Rheostat adalah Variable Resistor yang berfungsi untuk mengatur aliran arus listrik (current) pada suatu rangkaian elektronik ataupun kelistrikan, pengaplikasian pada otomotif mobil bisa dijumpai pada fuel sender gauge, app sensor pada pedal gas mobil injeksi dengan tipe throttle by wire dan lain sebagainya.

J. Resistor Tapped

Simbol Kelistrikan Otomotif
Gb. Simbol Resistor Tapped
Resitor tapped atau sering disebut sebagai potensiometer, Potensiometer merupakan jenis Variable Resistor yang nilai resistansinya dapat berubah-ubah dengan cara memutar porosnya melalui sebuah Tuas yang terdapat pada Potensiometer.
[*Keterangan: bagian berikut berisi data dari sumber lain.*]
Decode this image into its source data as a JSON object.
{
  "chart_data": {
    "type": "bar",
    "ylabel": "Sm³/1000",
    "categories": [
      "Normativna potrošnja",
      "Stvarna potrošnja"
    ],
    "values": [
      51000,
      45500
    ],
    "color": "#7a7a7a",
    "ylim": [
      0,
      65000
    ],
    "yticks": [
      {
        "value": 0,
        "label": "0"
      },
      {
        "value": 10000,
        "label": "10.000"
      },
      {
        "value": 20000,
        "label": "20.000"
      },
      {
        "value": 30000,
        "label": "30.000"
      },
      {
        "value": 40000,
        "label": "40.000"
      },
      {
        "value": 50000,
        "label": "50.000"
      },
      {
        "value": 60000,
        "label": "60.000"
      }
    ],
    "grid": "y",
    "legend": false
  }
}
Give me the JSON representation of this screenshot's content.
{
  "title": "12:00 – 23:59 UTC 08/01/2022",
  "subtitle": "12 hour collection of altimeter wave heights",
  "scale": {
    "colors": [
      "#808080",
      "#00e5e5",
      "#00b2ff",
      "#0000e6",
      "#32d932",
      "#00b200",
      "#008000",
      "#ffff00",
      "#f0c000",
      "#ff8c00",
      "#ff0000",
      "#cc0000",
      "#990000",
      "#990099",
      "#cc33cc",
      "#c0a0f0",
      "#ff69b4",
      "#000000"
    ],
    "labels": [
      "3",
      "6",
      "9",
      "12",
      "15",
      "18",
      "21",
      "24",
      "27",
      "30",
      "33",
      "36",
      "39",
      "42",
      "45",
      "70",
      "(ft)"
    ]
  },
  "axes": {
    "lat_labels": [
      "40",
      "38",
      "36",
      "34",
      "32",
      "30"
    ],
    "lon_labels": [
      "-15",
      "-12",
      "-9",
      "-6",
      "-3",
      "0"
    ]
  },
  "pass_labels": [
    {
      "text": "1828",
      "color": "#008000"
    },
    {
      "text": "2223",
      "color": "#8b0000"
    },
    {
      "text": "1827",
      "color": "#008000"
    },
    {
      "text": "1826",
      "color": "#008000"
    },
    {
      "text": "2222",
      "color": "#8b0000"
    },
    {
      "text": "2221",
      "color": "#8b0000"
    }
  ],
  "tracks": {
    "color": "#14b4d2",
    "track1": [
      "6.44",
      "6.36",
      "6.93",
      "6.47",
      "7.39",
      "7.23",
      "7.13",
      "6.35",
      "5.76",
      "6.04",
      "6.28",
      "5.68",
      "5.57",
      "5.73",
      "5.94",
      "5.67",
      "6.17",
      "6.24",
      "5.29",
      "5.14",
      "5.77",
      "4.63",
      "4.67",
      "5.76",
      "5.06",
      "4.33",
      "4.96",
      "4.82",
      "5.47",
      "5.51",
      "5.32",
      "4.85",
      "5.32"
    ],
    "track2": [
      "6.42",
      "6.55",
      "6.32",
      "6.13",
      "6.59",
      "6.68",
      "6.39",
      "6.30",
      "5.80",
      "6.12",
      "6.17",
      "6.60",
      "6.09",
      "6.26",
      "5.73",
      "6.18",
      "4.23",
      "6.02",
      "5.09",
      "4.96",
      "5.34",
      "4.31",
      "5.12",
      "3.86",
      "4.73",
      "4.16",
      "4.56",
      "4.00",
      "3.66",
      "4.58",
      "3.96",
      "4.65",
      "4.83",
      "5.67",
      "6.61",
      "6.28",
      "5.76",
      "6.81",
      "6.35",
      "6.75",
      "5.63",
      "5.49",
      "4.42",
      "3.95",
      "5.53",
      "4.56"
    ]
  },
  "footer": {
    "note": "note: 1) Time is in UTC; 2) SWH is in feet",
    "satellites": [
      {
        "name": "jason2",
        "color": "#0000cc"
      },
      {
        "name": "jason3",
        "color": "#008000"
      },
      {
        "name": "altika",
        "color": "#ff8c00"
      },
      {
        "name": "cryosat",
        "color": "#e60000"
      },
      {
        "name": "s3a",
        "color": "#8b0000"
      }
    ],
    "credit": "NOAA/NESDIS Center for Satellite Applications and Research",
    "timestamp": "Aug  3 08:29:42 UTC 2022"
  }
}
Nilai Resistansi Potensiometer biasanya tertulis di badan Potensiometer dalam bentuk kode angka.

K. Kapasitor

Simbol Kelistrikan Otomotif
Gb.Simbo Kapasitor
Kapasitor atau disebut juga dengan kondensator merupakan komponen yang mampu menyimpan dan melepaskan muatan listrik sementara.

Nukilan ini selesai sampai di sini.